Now, we’ll make a function that randomly generates a number from 0 to 1 and returns the appropriate hole score:

function randomHoleScore(holeDist) {
const randNum = Math.random();
return [...Array(holeDist.length).keys()].find(ix=>holeDist[ix]>random)-2;
}

This will return a number from -2 to 2 (eagle to double bogey), based on the random number and the probability distribution.

Player Round

Now, we’ll make a function that will take a player’s score and probability distribution for a given hole, then return the updated score based on the output of randomHoleScore:

function playerRound(playerObj, courseObj) {
Object.values(courseObj).forEach(holeDist=>{
holeDistCopy = JSON.parse(JSON.stringify(holeDist));
holeDistCopy[1] += playerObj.SGT / (18 * 2);
holeDistCopy[2] += playerObj.SGT / (18 * 2);
playerObj.score += randomHoleScore(holeDistCopy);
})
}

Now, let’s make a function that takes each player, with a SGT and initial score, and simulates a round for each player. At the end, the player with the best score is the winner:

function simulateRound(playersArray, courseObj) {
playersArray.forEach(player=>playerRound(player, courseObj));
const bestScore = Math.max(...playersArray.map(player=>player.score));
const winners = players.filter(player=>player.score=bestScore);
return winners;
}

Simulate N Tournaments

While going through this exercise, I realized a slightly better way to do this. Here’s my final function, which makes a copy of the playersArray input and simulates N tournaments. Each player starts out with 0 wins. At the end of each tournament, winners/cowinners have their wins adjusted upwards. The function returns an object, where the keys are each player’s name and the values are the # of wins divided by N- i.e. the player’s expected win percentage:

function winProbSimulator(playersArray, courseObj, N=100) {
const winners = {};
playersArray.forEach(player=>winners[player.name]=0);
for (let i=0; i<N; i++) {
const playersCopy = JSON.parse(JSON.stringify(playersArray));
const bestScore = {score: 1000, count: 1};
playersCopy.forEach(player=>{
playerRound(player, courseObj);
if (player.score < bestScore.score) {
bestScore.score = player.score;
bestScore.count = 1;
}
else if (player.score === bestScore.score) {
bestScore.count += 1;
}
});
playersCopy.forEach(player=>{
if (player.score===bestScore.score) {
winners[player.name] += 1 / bestScore.count;
}
})
}
Object.keys(winners).forEach(key=> winners[key] /= N);
return winners;
}

Here’s an example run, with N=10,000:

This took about 8 seconds to run; functions not optimized!

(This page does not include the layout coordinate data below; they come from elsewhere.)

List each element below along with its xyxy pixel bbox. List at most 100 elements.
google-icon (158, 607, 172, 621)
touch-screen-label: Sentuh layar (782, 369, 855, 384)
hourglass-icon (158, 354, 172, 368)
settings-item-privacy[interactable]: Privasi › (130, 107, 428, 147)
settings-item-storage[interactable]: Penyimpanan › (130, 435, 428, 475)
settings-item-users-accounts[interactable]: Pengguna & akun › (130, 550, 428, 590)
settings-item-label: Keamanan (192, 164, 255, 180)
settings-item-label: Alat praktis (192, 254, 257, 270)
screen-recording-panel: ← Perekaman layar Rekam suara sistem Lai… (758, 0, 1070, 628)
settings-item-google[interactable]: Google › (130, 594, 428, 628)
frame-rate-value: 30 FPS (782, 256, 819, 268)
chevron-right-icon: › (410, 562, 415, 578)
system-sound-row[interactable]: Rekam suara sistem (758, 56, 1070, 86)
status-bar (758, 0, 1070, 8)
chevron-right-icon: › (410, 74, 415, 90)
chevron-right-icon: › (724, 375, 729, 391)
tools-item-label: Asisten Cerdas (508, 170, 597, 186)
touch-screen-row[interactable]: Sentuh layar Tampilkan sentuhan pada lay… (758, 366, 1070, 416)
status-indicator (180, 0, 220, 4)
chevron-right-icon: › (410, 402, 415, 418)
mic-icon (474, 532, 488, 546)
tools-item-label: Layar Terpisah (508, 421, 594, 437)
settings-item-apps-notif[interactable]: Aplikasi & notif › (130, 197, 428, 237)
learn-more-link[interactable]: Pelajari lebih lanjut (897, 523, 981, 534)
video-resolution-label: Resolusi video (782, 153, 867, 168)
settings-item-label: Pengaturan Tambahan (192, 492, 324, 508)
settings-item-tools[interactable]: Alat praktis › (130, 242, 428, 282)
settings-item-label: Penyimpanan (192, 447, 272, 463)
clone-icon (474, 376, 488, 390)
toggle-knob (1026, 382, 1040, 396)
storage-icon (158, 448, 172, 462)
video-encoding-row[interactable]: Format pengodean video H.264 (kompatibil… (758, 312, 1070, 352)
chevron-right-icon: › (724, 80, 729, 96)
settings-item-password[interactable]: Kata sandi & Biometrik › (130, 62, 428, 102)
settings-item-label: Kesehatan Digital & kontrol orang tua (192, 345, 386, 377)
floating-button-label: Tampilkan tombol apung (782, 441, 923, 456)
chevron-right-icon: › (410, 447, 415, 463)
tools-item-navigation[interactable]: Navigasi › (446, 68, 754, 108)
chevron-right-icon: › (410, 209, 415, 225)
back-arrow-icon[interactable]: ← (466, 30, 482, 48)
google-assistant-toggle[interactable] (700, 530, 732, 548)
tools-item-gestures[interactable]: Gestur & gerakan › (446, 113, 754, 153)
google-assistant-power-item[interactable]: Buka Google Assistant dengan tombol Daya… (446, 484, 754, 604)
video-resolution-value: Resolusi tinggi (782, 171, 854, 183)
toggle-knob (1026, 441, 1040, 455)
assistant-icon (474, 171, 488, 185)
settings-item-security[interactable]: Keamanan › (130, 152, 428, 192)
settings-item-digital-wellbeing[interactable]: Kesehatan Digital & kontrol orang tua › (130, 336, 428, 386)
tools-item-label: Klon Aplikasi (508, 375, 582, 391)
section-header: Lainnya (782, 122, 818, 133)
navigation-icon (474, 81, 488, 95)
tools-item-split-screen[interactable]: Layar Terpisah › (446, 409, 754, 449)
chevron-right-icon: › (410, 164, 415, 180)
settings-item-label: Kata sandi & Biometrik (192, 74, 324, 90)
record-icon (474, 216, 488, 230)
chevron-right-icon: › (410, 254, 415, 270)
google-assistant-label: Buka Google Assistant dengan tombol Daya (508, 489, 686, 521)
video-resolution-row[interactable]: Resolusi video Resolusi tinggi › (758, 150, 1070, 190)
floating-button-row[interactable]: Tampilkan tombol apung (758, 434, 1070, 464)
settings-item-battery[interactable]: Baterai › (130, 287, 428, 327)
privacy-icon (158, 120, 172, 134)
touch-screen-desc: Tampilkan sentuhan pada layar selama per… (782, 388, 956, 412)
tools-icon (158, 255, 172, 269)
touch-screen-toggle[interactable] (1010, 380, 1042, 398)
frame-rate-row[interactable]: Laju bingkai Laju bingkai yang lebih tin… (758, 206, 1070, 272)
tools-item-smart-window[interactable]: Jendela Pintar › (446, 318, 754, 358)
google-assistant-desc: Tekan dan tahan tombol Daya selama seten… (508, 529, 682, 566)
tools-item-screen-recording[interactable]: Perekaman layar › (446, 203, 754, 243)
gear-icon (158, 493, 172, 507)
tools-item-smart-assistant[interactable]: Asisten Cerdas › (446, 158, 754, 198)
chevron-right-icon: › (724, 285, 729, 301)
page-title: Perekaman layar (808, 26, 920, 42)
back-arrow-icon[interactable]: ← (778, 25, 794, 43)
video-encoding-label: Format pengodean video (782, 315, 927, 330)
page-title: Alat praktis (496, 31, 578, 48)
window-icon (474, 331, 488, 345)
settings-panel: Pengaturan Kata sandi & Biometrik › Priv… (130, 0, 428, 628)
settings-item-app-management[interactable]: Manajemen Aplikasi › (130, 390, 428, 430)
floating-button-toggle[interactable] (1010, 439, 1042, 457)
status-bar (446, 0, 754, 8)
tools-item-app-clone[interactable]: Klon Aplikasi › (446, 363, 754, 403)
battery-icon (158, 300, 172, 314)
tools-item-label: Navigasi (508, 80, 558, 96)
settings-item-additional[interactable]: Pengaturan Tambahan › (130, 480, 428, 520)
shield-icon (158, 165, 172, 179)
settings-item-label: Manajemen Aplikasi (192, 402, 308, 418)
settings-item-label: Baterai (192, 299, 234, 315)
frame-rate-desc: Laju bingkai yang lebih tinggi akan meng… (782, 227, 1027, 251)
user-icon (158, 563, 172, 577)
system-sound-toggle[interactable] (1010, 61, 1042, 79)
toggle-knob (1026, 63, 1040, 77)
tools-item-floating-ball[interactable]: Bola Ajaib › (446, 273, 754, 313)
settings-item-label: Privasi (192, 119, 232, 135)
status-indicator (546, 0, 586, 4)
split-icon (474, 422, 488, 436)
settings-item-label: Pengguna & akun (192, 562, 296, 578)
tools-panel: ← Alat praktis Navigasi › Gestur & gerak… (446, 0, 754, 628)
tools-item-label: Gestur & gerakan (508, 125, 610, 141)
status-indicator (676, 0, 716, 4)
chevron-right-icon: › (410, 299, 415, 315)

This output definitely passes the “sniff test”! The three players tied for the lead at the start of the day have the highest win %- and Tony Finau, the strongest player of the three, has the best chances of the three by far (30% vs ~18% for the other two). Looks like we’ve built a reasonable-looking simulator!

Conclusion

Thus concludes another exercise in golf statistics. Hope you enjoyed… just kidding, I know you didn’t, but I did!

P.S. The winner, by 1 shot, was… Si Woo Kim!

--

--